On Thu, Aug 29, 2002 at 12:35:31PM -0700, Aaron Turner wrote:
> I've been trying to use both pcap_loop and pcap_dispatch to read packets,
> but I'm running into cases where they never return.

Note that there is no guarantee that they *will* ever return; they might
block forever waiting for packets to arrive.

> I've also tried using
> alarm/signal to do a longjmp back into my code to continue.  This actually
> works the first time, but pcap_read_packet() seems to be blocking the
> SIGALRM the second time.

It's not blocking the signal; there's no code in there to do that.

On some platforms, however, the loop that reads packets ignores EINTR,
so that a signal will *not* break out of the loop.  I infer from the
comment /* Don't choke when we get ptraced */ in "pcap-bpf.c" that the
purported reason for this is that you might get an EINTR return as a
result of a signal being delivered when a breakpoint is hit.

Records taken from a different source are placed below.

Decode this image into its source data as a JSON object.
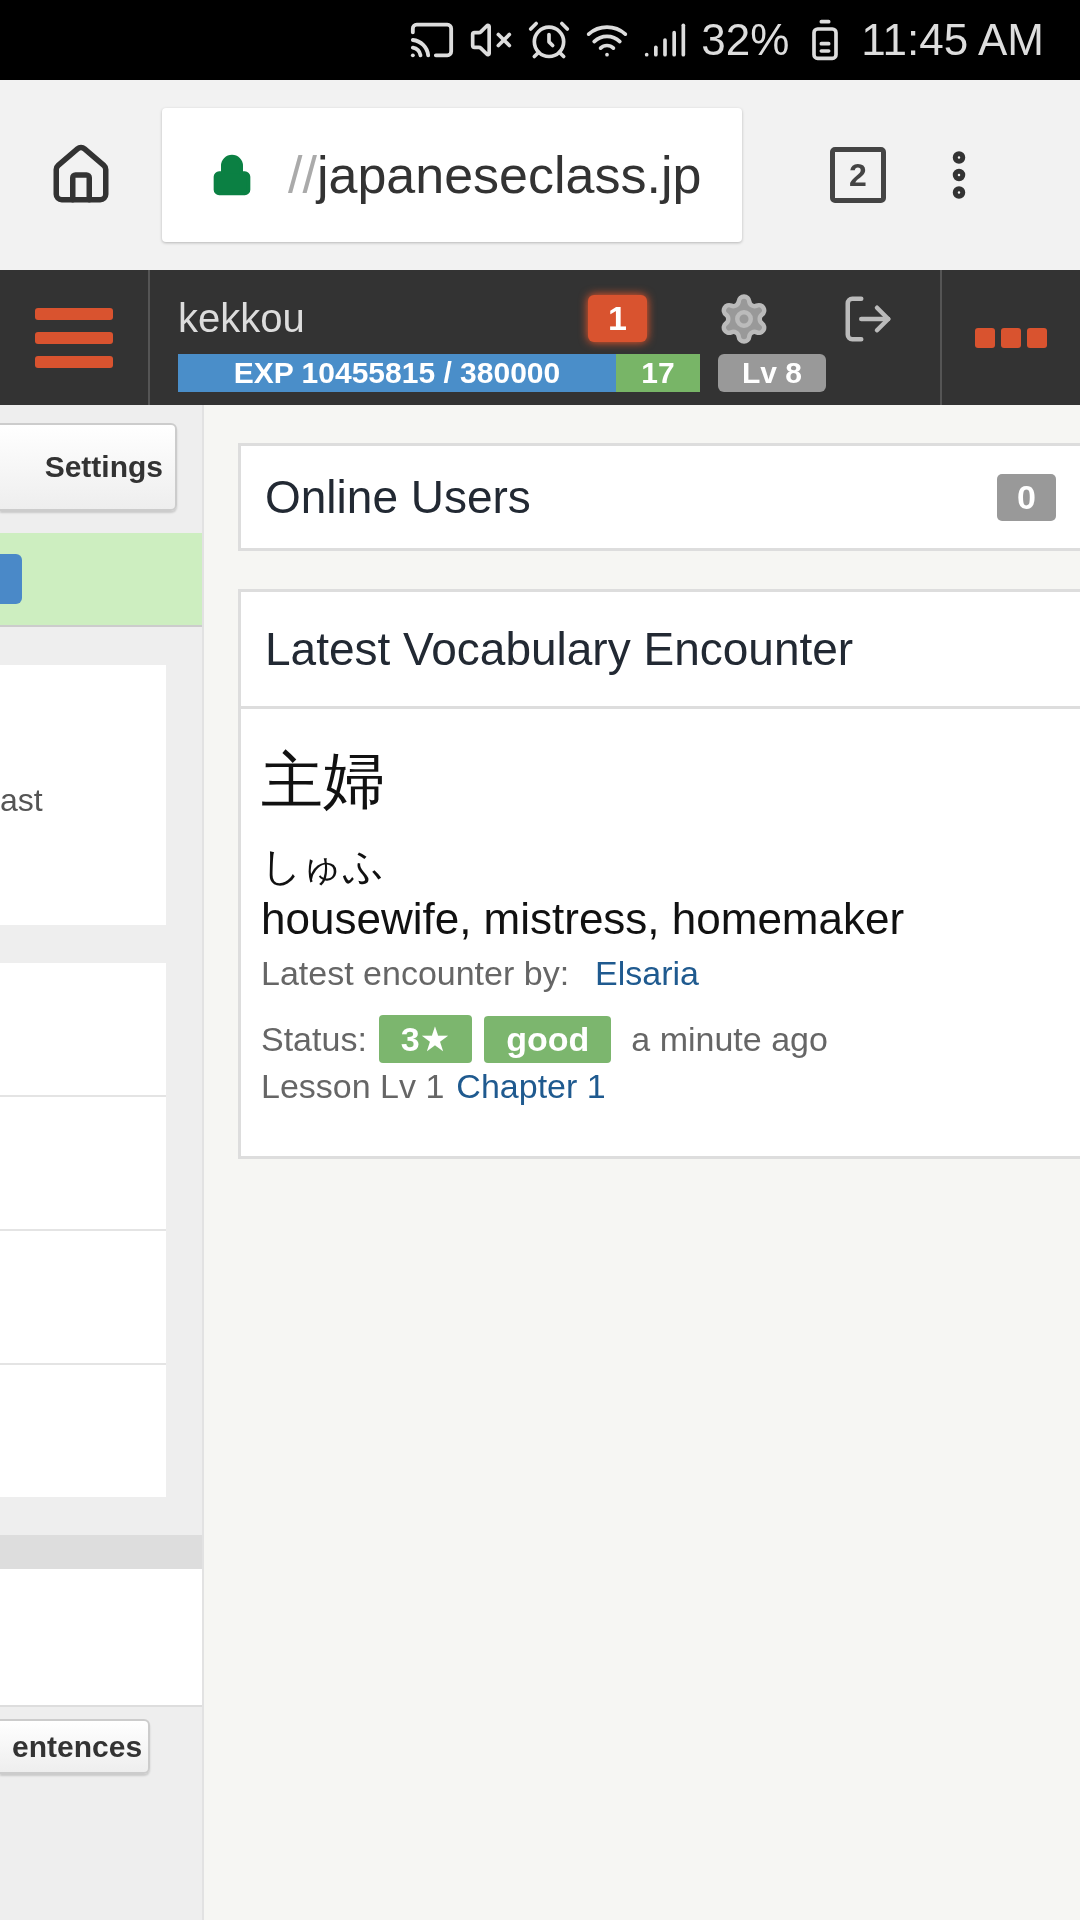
{
  "status_bar": {
    "battery": "32%",
    "time": "11:45 AM"
  },
  "browser": {
    "url_prefix": "//",
    "url_host": "japaneseclass.jp",
    "tab_count": "2"
  },
  "nav": {
    "username": "kekkou",
    "notification_count": "1",
    "exp": "EXP 10455815 / 380000",
    "streak": "17",
    "level": "Lv 8"
  },
  "left_column": {
    "settings_button": "Settings",
    "panel_text": "ast",
    "sentences_button": "entences"
  },
  "online_users": {
    "title": "Online Users",
    "count": "0"
  },
  "vocab": {
    "title": "Latest Vocabulary Encounter",
    "word": "主婦",
    "reading": "しゅふ",
    "meaning": "housewife, mistress, homemaker",
    "encounter_label": "Latest encounter by:",
    "encounter_user": "Elsaria",
    "status_label": "Status:",
    "tags": [
      {
        "label": "3★",
        "color": "#7cb66e"
      },
      {
        "label": "good",
        "color": "#7cb66e"
      }
    ],
    "time_ago": "a minute ago",
    "lesson": "Lesson Lv 1",
    "chapter": "Chapter 1"
  }
}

> I know the "obvious" solution is to use the libpcap code in CVS and use
> pcap_setnonblock(), but I'm trying to NOT require code that most people
> wont have.

"pcap_setnonblock()" is in the 0.7.1 release, not just in the CVS tree.

With older libpcap releases, you can just use your own substitute
"pcap_setnonblock()" routine, that does what the libpcap version does;
that will work, except if there's a libpcap that supports a
memory-mapped capture mechanism (such as the 2.4 Linux kernel's
mechanism) and doesn't implement "pcap_setnonblock()", as setting
non-blocking mode on the descriptor won't help there.